Suiza es un país peculiar. La confederación de los cantones helvéticos es ejemplo de descentralización, de plurilingüismo (sin que nadie se excite por ello), de pluriconfesionalidad (resuelta mediante la libertad de cultos y una separación drástica entre iglesias y Estado), y para colmo allí se somete a referendo casi cualquier cosa. Ha sido histórico refugio de perseguidos, revolucionarios y disidentes en general. Pero desde el siglo XIX también se refugia en las cámaras de sus bancos el dinero de los ricos, los saqueadores, los delincuentes, los dictadores... Los financieros suizos nunca le han hecho ascos al origen de la pasta.

Y fíjense: la neutral Suiza, sede de tantas organizaciones internacionales, empezó a acumular capital exportando militares profesionales a toda Europa. En la baja Edad Media, los helvéticos sin nobleza e incluso marcados por la villanía supieron desbaratar las cargas de la caballería imperial afrontándola todos a una con coraje y largas picas. Desde entonces, mercenarios suizos formaron en diversos ejércitos y todavía hoy guardan al Papa católico en la Ciudad del Vaticano.

España y Suiza estuvieron y están relacionadas. Allí fue quemado en la hoguera nuestro Miguel Servet, catalogado como hereje por los propios herejes.

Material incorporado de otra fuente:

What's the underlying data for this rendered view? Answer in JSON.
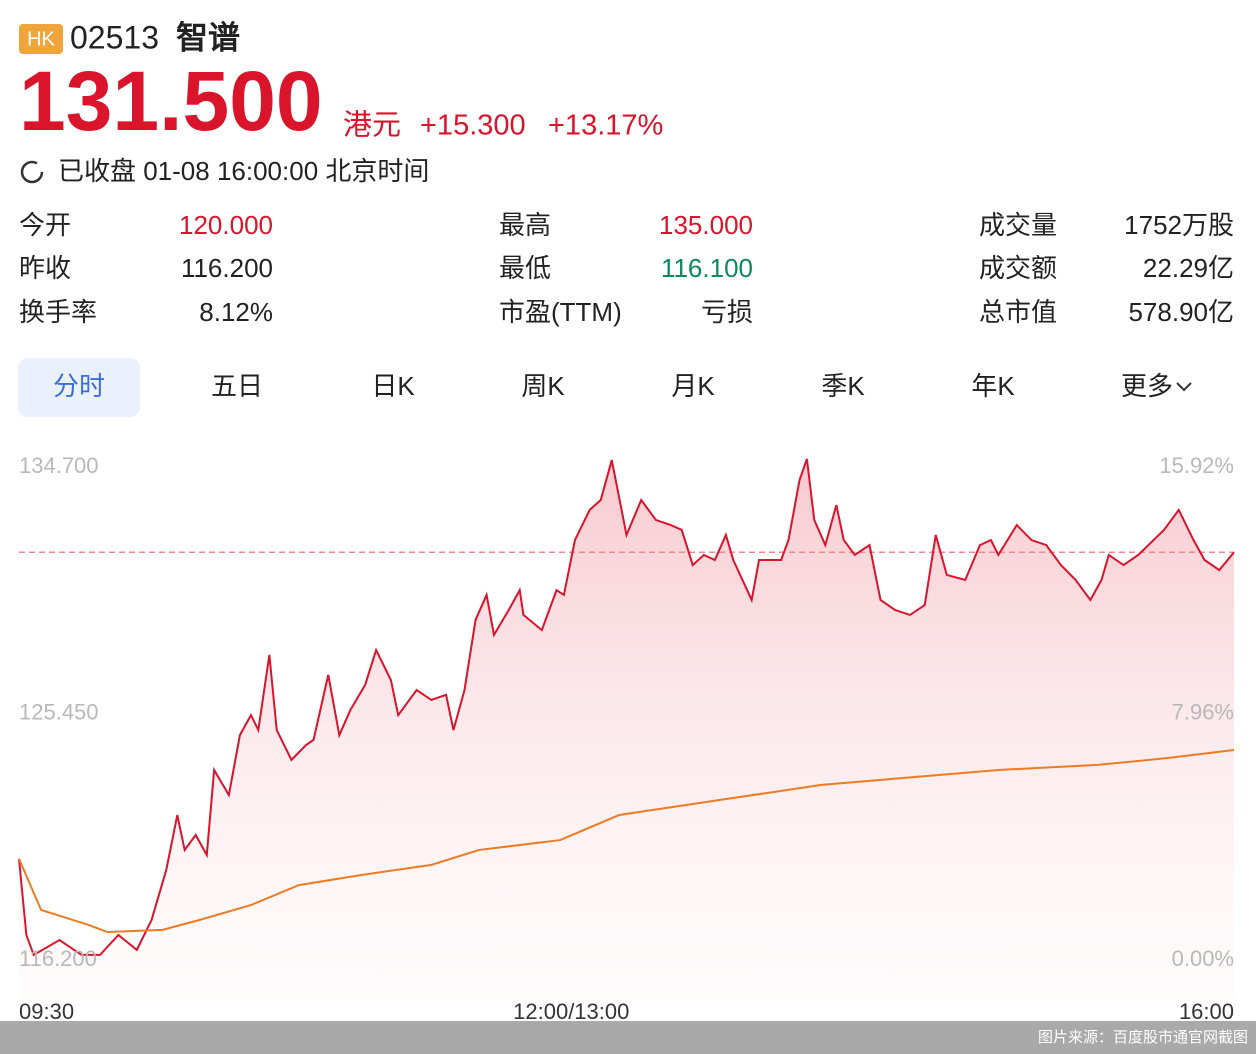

Allí han ido a parar en tiempos más recientes, las condecoraciones y rapiñas de Franco, las joyas de doña Carmen, el dinero de las grandes familias de aquel régimen (la derecha siempre tuvo esa querencia), de los superbanqueros hispanos, de los que aquí presumían de patriotismo... Luego, con la democracia, más de lo mismo, de ahí las periódicas regularizaciones y amnistías fiscales (empezando por la protagonizada por la familia Botín) y los también periódicos escándalos (los Pujol, Bárcenas, Granados...).

En fin, ahora tenemos en Suiza a Anna Gabriel, muy recompuesta y presumiendo de ser perseguida por causas políticas. También anda por allí Urdangarin, condenado ya por un tribunal español a más de seis años de prisión, y a quien nadie osa perseguir. Qué cosas, ¿eh?